On top of that potential PR nightmare, there's a downside that even economists must acknowledge. It's the phenomenon that economists call "sacrificing equity for the sake of efficiency." That's all fine and high-sounding, but what does that mean? It means, "It's not fair." And the customer will feel this way. Your costs haven't changed: it still costs you the same to make it, doesn't it? This gives your customers a reason not to trust you, and therefore not to come back.

Changing your prices is certainly an effective tool to curb or increase demand, but raising them is an extremely delicate matter in the age of consumers who expect posted prices to stay the same.

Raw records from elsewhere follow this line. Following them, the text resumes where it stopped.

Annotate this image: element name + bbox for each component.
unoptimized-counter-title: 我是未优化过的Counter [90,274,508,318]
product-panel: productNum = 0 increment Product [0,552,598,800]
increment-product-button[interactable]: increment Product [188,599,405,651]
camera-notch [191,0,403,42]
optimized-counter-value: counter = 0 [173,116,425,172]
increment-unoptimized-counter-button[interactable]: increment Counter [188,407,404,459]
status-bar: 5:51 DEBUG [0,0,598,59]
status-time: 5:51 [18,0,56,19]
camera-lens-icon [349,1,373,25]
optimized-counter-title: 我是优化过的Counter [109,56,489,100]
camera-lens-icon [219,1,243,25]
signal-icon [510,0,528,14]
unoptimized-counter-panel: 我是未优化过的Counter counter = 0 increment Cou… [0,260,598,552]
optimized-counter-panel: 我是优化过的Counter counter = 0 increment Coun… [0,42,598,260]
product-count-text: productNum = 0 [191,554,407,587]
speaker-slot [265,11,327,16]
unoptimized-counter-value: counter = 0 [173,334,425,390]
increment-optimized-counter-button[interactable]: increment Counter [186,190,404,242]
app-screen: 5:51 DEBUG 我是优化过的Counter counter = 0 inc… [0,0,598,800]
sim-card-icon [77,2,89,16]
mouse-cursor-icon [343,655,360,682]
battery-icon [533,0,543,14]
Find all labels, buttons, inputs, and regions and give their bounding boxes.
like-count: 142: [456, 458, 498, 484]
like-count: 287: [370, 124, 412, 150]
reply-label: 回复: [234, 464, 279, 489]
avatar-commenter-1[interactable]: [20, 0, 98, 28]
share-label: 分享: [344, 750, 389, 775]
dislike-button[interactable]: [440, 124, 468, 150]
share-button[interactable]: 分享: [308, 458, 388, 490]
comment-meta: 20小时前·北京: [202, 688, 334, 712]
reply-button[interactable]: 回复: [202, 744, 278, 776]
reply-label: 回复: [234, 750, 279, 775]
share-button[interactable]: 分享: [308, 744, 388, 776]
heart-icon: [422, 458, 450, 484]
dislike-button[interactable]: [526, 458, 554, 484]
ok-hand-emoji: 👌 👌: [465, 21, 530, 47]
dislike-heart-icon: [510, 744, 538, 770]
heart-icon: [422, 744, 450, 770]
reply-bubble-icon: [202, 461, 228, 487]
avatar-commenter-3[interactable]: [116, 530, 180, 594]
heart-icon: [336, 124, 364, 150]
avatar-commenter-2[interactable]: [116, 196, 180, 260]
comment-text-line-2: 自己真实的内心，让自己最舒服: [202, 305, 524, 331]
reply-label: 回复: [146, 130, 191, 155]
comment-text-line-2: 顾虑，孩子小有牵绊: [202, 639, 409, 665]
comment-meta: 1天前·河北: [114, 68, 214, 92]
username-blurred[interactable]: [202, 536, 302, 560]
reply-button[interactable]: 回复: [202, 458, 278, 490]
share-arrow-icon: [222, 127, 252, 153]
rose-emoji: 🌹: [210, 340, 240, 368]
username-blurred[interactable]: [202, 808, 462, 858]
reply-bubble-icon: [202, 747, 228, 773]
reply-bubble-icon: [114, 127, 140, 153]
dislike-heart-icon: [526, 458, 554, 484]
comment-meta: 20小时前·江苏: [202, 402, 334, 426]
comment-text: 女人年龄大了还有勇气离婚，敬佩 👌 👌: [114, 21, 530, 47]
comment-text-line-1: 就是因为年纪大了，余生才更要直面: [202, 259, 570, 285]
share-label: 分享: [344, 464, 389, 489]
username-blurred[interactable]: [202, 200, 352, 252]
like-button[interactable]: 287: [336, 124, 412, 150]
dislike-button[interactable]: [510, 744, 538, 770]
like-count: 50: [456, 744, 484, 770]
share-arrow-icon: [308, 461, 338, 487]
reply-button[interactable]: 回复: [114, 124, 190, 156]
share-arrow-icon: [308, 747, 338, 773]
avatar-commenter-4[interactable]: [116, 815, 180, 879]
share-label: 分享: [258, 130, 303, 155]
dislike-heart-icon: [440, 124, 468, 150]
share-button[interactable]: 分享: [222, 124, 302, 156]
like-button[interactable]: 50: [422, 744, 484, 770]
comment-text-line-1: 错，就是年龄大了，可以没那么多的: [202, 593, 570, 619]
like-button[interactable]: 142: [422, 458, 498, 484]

Waiting list: first come, first served
A common alternative to raising prices is to let people buy stuff on a first come, first served basis. The folks at Ticketmaster do this, in case the $150.00 concert tickets sell out (which they often do).

As you may recall from your economics class, this is considered more equitable, but not as efficient: the people selling tickets could make a lot more money just by raising the prices. (If you do not recall from your economics class, shame on you for not paying attention. But hey, now you know. Trust me on this one.)

As far as fairness is concerned, lower prices with waiting lists are an improvement over simply raising the price. But if you're not one of the first served, you probably won't feel like it was very fair. Maybe you had to be at work that time of day, or don't have time to wait in line.

Lottery
A different spin on fairness is to let people enter a lottery to let them buy what they want at lower prices. If you were to enter such a lottery and your number got drawn, you could then buy what you're after. Typically, submissions to this lottery are accepted during a specified time window. So if you have to be at work when the lottery first opens, that's not a problem. You have just as good of a chance as the first person who entered that lottery.

This was part of Saddleback Church's approach when they hosted the Saddleback Civil Forum with Barack Obama and John McCain during the presidential campaign. Since Saddleback Church is very high-profile, it was important that a purely pricing-based model was avoided. Taking an exclusively pricing-based allocation of tickets to see the candidates would have looked too much like favoritism towards the rich, a Biblical no-no.

Then again, Saddleback Church also had to cover its costs, so it actually opted for a brilliant hybrid approach that consisted of various tiers, each with a different price. It was a multi-tiered lottery. Higher-priced tiers would likely yield a smaller pool and a higher chance of being selected. You can't please everybody, but such a creative and enlightened approach likely pleased quite a few free market die-hards while at the same time placating those who were concerned about equality. If only governments and businesses were as wise.